Based on my parking lot, the Globe's numbers are off by a couple of orders of magnitude. 4 repairs times 75 meters is 300 maintenance sorties a month. I never saw a parking meter being fixed or replaced over a span of several years. Based on the number of broken meters that eventually got fixed I'd put the number of faerie visits closer to 3 a month for the entire lot.
( This parking lot is in the center of the continent, on the whole a harsher environment than Boston. To the extent nature is a factor in meter failure our observations should be similar. Is meter vandalism a popular pastime in Beantown? )

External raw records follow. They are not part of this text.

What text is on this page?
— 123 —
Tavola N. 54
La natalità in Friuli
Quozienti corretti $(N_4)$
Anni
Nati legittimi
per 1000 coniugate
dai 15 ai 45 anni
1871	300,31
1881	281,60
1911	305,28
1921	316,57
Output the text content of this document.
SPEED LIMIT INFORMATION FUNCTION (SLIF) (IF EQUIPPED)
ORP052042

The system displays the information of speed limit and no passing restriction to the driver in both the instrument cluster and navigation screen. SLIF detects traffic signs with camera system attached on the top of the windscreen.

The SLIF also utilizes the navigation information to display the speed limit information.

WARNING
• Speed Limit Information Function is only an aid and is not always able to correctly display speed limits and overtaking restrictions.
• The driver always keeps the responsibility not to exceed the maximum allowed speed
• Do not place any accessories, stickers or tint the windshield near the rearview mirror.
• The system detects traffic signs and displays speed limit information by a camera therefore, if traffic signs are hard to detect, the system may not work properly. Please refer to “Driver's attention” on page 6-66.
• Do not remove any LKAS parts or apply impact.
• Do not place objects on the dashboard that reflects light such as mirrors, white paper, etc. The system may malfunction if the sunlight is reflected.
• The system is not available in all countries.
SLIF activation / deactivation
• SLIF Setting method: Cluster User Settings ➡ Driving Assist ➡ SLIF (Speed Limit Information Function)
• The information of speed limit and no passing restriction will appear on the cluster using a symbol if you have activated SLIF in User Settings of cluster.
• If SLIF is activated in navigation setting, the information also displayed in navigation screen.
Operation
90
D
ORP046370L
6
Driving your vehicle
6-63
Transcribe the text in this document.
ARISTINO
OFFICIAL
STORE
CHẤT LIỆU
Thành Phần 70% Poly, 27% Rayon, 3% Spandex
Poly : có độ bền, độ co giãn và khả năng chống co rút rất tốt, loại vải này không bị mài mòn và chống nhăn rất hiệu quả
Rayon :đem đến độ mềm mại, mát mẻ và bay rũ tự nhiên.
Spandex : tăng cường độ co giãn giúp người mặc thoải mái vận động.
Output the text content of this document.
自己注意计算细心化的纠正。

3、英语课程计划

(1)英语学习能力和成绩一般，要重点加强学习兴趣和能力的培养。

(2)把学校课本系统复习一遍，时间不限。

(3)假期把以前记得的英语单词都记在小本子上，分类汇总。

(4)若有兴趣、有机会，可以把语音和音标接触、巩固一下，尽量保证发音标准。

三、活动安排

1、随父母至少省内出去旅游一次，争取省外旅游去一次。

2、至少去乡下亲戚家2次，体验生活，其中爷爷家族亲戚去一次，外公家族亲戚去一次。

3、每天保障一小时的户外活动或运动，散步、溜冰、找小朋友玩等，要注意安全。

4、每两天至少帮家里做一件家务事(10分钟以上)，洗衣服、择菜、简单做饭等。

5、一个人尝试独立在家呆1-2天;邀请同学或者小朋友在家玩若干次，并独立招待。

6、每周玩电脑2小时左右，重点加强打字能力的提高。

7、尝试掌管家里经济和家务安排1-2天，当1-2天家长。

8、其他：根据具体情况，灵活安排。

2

Posted by: black dog barking | August 10, 2005 10:09 AM
Maybe they are simply counting "how often they need repair". In other words, nobody is fixing the meters. So they get count multiple times. The more often they check, the more often they need repair.
Posted by: Andrius Kulikauskas | August 10, 2005 06:39 PM
If it's 4 times a month, doesn't that make it 48 times/year?
Posted by: chao | August 11, 2005 03:01 AM
Yeah, the Globe numbers seem way off. But that's what The Globe reported.
As for what 4 times 12 equals, well, we may never know for sure.
Posted by: David Weinberger | August 11, 2005 08:55 AM
i was a valet in downtown boston. broken meters are broken by inserting paper("jamming meters" in the coinslot. To fix them BTD has to only turn a key to open the meter, then remove the foreign object. It is hardly noticable.